While most of us stayed inside, warm and safe (some felt the effects of wide-spread power outages and may have been a little more chilly than others), there are a handful of people whose jobs are often overlooked when Mother Nature strikes.

While many residents took to social media to voice their displeasure of roads plugged up with snow, and power outages that sometimes lasted more than 24 hours, others worried about their family and friends – those trying to restore power, and clear roads, while the snow kept falling outside.

Although it may seem like an inconvenience to be stuck in your own home for a couple days, to scramble in the dark, and find creative ways to cook meals, there are plenty of reasons to be thankful when a spring blizzard hits. There are also lots of thank-yous owed to those who spent much of their Easter weekend away from family, working in some not-so-ideal conditions.
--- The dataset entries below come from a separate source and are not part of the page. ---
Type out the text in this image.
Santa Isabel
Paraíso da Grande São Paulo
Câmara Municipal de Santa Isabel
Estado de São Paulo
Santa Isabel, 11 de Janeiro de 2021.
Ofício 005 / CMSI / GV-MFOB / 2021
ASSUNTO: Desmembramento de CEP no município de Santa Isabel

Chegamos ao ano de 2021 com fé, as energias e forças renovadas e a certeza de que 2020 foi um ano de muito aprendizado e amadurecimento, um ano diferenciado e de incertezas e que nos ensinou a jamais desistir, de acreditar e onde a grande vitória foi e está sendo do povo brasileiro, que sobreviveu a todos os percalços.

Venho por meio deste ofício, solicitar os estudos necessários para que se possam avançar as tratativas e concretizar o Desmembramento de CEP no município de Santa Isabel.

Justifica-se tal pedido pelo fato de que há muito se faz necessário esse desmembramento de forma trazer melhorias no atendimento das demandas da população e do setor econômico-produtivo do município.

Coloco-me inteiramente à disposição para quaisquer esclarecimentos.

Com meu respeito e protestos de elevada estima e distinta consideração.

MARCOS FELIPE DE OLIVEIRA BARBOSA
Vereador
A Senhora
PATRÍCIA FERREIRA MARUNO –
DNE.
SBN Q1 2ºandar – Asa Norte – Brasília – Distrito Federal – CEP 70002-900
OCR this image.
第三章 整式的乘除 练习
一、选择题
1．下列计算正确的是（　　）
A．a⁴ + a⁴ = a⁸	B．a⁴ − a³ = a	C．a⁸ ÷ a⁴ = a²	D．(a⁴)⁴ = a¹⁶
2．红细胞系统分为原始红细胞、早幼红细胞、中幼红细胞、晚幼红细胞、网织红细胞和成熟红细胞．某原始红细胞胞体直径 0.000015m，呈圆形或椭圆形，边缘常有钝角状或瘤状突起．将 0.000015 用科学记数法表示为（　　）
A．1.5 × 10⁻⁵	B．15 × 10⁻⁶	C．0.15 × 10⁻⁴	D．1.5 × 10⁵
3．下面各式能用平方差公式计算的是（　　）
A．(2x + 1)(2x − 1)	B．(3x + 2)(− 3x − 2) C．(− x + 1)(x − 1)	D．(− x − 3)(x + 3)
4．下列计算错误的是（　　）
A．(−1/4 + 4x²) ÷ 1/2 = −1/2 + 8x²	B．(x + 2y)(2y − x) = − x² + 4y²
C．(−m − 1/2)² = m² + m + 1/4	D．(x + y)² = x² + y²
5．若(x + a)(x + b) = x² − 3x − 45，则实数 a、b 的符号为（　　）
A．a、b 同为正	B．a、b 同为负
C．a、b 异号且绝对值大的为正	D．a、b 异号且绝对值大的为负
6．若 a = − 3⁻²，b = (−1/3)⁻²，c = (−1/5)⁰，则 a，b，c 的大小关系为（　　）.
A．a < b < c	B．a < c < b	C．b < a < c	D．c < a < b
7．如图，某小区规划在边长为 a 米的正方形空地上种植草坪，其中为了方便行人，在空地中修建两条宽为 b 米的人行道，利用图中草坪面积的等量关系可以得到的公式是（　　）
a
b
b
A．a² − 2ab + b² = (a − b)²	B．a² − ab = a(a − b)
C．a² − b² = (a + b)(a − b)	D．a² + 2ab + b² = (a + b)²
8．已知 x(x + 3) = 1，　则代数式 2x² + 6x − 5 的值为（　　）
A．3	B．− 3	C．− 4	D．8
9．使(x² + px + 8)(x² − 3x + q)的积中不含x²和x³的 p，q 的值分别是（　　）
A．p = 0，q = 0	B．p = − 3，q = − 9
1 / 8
It may take time for roads to be cleared of the heavy, wet snow that fell, but that shouldn’t discount the work that was been done during and immediately after a storm. Don’t forget about the people who wake up early, and work much longer than a typical eight-hour shift, to get life back to normal as quickly as possible for the rest of us.

And instead of voicing displeasure and annoyance, perhaps the two spring blizzards the area experienced this year can act as a solid reminder that being prepared for unruly weather is simply part of the Alberta way of life.